An alternative approach useful for tokenizing long strings is to construct a single omnibus regular expression, then use named groups to identify tokens. It takes a little setup, but the recognition phase is pushed into C/native code, and takes just a single pass, so it can be quite efficient. For example:

import re

tokens = {
    'a': ['andy', 'alpha', 'apple'],
    'b': ['baby']
}

def create_macro_re(tokens, flags=0):
    """
    Given a dict in which keys are token names and values are lists
    of strings that signify the token, return a macro re that encodes
    the entire set of tokens.
    """
    d = {}
    for token, vals in tokens.items():
        d[token] = '(?P<{}>{})'.format(token, '|'.join(vals))
    combined = '|'.join(d.values())
    return re.compile(combined, flags)

def find_tokens(macro_re, s):
    """
    Given a macro re constructed by `create_macro_re()` and a string,
    return a list of tuples giving the token name and actual string matched
    against the token.
    """
    found = []
    for match in re.finditer(macro_re, s):
        found.append([(t, v) for t, v in match.groupdict().items() if v is not None][0])
    return found    

Final step, running it:

macro_pat = create_macro_re(tokens, re.I)
print find_tokens(macro_pat, 'this is a string of baby apple Andy')

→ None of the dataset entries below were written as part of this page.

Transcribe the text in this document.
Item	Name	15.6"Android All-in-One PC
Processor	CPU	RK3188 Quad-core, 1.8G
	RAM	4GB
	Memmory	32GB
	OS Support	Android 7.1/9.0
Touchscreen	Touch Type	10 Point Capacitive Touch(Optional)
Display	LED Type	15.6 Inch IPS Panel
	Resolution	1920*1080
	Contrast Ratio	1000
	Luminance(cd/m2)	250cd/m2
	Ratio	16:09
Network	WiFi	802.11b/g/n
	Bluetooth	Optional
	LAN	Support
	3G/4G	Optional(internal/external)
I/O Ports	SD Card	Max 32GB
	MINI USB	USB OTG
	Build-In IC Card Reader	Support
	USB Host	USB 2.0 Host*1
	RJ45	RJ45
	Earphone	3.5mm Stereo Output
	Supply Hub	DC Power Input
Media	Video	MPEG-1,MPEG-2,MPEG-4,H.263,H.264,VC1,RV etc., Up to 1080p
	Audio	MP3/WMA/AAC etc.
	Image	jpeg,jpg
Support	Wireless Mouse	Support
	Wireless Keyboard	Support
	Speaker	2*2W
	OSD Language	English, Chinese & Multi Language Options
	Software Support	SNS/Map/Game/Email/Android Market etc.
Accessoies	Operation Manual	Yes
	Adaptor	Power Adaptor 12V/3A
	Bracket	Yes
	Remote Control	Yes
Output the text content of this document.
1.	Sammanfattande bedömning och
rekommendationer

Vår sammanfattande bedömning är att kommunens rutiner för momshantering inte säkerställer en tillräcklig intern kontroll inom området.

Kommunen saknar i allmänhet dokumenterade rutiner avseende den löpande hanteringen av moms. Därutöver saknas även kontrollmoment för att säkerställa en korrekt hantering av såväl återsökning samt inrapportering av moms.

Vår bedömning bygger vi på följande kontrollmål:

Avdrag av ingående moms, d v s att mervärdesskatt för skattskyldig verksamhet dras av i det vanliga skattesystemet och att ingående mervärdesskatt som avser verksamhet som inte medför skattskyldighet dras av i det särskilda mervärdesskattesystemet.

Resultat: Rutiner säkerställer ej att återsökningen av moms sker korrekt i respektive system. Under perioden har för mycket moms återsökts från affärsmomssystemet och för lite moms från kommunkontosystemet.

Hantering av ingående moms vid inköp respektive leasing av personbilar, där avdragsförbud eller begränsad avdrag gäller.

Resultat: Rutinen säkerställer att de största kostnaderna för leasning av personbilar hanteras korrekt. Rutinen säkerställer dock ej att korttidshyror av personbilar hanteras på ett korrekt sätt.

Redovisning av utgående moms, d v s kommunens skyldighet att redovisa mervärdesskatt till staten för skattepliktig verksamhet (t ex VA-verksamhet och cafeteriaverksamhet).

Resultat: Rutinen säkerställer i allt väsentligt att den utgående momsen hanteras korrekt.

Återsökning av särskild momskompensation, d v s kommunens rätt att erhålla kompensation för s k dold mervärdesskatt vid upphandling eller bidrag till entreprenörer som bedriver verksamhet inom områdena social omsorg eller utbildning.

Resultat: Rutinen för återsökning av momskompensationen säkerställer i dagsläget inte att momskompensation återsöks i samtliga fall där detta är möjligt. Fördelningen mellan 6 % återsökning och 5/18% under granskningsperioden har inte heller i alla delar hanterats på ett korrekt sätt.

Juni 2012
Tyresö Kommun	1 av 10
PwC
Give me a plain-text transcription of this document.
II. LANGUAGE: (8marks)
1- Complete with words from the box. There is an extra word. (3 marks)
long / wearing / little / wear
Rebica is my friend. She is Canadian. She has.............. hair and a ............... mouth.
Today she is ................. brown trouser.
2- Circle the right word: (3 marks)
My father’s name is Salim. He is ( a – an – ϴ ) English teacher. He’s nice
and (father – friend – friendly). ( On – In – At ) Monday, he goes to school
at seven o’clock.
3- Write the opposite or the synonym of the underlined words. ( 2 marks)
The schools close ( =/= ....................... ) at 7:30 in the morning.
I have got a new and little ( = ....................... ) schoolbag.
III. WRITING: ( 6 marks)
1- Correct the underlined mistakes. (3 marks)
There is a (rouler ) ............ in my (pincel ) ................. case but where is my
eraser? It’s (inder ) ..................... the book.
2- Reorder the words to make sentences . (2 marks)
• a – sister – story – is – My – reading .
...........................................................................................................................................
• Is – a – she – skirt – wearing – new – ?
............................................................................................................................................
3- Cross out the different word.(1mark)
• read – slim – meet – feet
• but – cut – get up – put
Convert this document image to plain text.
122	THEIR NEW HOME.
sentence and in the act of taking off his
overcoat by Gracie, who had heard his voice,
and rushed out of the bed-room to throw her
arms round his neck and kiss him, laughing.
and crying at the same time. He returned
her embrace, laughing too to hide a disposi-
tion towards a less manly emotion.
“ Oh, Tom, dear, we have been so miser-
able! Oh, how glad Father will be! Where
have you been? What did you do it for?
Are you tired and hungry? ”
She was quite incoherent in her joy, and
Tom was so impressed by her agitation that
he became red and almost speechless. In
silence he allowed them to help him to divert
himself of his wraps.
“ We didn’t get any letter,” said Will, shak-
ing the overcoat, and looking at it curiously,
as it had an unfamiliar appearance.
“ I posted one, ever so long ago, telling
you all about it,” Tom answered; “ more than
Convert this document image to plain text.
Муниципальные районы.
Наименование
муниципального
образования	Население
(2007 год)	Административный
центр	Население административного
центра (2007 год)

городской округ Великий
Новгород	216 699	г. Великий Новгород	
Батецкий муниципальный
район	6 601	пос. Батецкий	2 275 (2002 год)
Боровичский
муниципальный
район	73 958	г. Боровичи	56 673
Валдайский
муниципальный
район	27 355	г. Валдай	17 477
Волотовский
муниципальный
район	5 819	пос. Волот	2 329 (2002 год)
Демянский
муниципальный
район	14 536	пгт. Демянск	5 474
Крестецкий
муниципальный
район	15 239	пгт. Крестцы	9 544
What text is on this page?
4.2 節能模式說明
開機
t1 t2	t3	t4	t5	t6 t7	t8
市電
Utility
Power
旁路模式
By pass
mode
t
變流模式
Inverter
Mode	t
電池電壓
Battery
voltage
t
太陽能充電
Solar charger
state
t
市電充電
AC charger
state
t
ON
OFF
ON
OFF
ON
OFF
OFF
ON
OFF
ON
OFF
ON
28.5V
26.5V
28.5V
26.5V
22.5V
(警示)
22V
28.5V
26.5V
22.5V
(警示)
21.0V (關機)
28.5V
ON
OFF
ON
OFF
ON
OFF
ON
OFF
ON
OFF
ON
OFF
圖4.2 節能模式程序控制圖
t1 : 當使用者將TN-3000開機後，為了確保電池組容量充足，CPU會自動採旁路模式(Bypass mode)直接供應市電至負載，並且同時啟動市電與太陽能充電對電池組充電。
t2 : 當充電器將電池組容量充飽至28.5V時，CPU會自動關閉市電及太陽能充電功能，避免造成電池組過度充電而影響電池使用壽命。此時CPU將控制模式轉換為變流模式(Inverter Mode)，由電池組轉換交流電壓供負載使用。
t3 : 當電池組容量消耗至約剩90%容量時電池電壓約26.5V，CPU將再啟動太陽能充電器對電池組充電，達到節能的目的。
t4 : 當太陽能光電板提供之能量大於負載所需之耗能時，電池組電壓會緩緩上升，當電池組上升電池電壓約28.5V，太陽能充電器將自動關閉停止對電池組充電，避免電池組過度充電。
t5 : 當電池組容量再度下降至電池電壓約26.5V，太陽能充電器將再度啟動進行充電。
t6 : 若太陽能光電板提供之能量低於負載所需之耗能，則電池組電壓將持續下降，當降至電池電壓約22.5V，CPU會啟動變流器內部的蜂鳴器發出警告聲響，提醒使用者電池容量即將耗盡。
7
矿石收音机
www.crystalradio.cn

macro_pat ends up corresponding to:

re.compile(r'(?P<a>andy|alpha|apple)|(?P<b>baby)', re.IGNORECASE)

And the second line prints a list of tuples, each giving the token and the actual string matched against the token:

[('b', 'baby'), ('a', 'apple'), ('a', 'Andy')]

This example shows how a list of tokens can be compiled into a single regular expression, and that can be efficiently run against a string in a single pass.

Left unshown is one of its great strengths: the ability to define tokens not just through strings, but through regular expressions. So if we want alternate spellings of the b token, eg, we don't have to list them exhaustively. Normal regex patterns suffice. Say we wanted to also recognize 'babby' as a b token. We could do 'b': ['baby', 'babby'] as before, or we could use regex to do the same thing: 'b': ['babb?y'] . Or 'bab+y' if you want to also include arbitrary internal 'b' characters.